Biz kadın teşkilatlanmamıza kadınlara yönelik çalışmalarımıza niçin bu kadar önem veriyoruz? Erkeği eğitirsen bir kişi, kadını eğitirsen bir aileyi ve oradan da tüm toplumu eğitirsin diye bir söz vardır. Atalarda er bozulursa aile bozulur kadın bozulursa millet bozulur diyorlar. Ne tarafa bakarsanız bakın kadının aileden başlayan tüm toplumu nasıl etkilediğinin işaretlerini görüyorsunuz.
'ANCAK KADINLARIMIZ YAPABİLİR'
AK Parti olarak hanelere, ağırlıklı olarak kadın üzerinden giderek seçimlerde yüzde 50’leri bulan oy oranlarını yakaladık. Bugün oylarımız arzu ettiğimiz seviyelerde değilse kadınlara etkin şekilde ulaşamıyor, haneleri içeriden fethedemiyoruz demektir. Bu fethi ancak kadınlarımız yapabilir.
MUHALEFETE TEPKİ :BU KAFADA GİDERLERSE DAHA 22 YIL DA BEKLERLER
Siyasette her şeyin bir parça etkisi vardır.

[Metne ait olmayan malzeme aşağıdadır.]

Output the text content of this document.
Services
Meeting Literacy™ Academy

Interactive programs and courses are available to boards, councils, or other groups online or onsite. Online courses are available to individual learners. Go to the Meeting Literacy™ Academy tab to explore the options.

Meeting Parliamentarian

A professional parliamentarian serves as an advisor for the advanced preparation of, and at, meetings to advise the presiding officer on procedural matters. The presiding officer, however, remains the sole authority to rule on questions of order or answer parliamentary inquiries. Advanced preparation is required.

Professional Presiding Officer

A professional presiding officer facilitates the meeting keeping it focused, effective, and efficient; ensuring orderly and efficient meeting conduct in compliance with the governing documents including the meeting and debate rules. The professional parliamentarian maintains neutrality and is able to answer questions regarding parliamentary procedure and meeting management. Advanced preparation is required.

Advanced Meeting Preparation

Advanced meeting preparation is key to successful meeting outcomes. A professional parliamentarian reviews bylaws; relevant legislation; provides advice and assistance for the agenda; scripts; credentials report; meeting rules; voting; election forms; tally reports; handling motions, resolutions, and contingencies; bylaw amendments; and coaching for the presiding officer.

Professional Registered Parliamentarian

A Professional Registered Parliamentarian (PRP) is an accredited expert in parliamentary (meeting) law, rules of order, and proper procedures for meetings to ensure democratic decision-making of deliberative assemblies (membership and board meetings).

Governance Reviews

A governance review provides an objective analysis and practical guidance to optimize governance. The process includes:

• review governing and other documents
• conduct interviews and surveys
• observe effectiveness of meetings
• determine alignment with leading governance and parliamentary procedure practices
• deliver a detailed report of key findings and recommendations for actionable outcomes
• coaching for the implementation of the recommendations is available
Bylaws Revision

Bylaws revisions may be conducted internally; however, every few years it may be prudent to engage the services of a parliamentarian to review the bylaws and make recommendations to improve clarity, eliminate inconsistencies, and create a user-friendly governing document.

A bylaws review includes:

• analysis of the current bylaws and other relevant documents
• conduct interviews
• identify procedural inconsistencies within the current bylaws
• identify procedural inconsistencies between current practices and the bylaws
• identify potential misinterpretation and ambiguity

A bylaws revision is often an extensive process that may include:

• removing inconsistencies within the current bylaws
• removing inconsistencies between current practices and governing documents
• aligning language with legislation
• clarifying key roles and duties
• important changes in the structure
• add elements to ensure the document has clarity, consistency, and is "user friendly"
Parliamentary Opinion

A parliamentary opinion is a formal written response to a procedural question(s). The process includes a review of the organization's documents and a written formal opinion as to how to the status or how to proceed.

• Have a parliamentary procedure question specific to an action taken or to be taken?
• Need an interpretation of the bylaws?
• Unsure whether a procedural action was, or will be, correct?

Siz bakmayın bizdeki muhalefetin hiç çalışmadan yiyip, içip, sırtüstü yatarak armut piş ağzıma düş mantığıyla iktidar beklediğine. 22 yılı aşkın süredir bekliyorlar. Bu kafa ile daha 22 yıl da beklerler 222 yıl da beklerler.
'BUNLAR ANCAK İKTİDARCILIK OYNARLAR'
Bunlar ancak 23 Nisan müsameresi tadında iktidarcılık oynarlar. Üzerimizdeki vebal çok büyük. Omuzlarımızdaki yük gerçekten çok ağır. Biz de milletimize aşkla hizmet edeceğiz.
LGBT TEPKİSİ
LGBT sapkınlığı birçok alanda teşvik edilmektedir. Çocuk istismarını da meşrulaştıracak kadar arsızlaşan bu sapkınlığa itiraz etmek birçok Batı ülkesinde neredeyse imkansızdır. Sinemadan modaya, siyasetten sivil topluma hayatımıza zerk edilmek istenen bu cinnetten milletimizi uzak tutmamız şarttır. Türkiye, bu sapkınlıkla mücadelenin bayraktarlarından biri olmaya devam edecektir. Bizim inancımız da, kültürümüz de, dilimiz de böylesi bir cinsiyetçi ayrıma uygun değildir. Türkçemizdeki adam ve kadın kavramları da asla cinsiyetçi bir kavram değil, cinsiyet ayrımını ifade eder.
Geldiğimiz noktada durum cinsiyetsizleştirme sinsiliği altında erkekleri de içine alan bir cinnete doğru evrilmeye başlamıştır.
Evlilikler düşerken boşanmalar atıyor. Nüfusumuzun 2035'ten sonra düşeceği simülasyonlarıyla karşılaşıyoruz. 2025'i aile yılı ilan ettik. Yeni politikaları devreye alacağız. Kadın, aile ve nüfus politikalarımızın toplumla ve milletin değerleriyle bağı kopmuş marjinal yapılar tarafından sabote edilmesine izin vermeyeceğiz.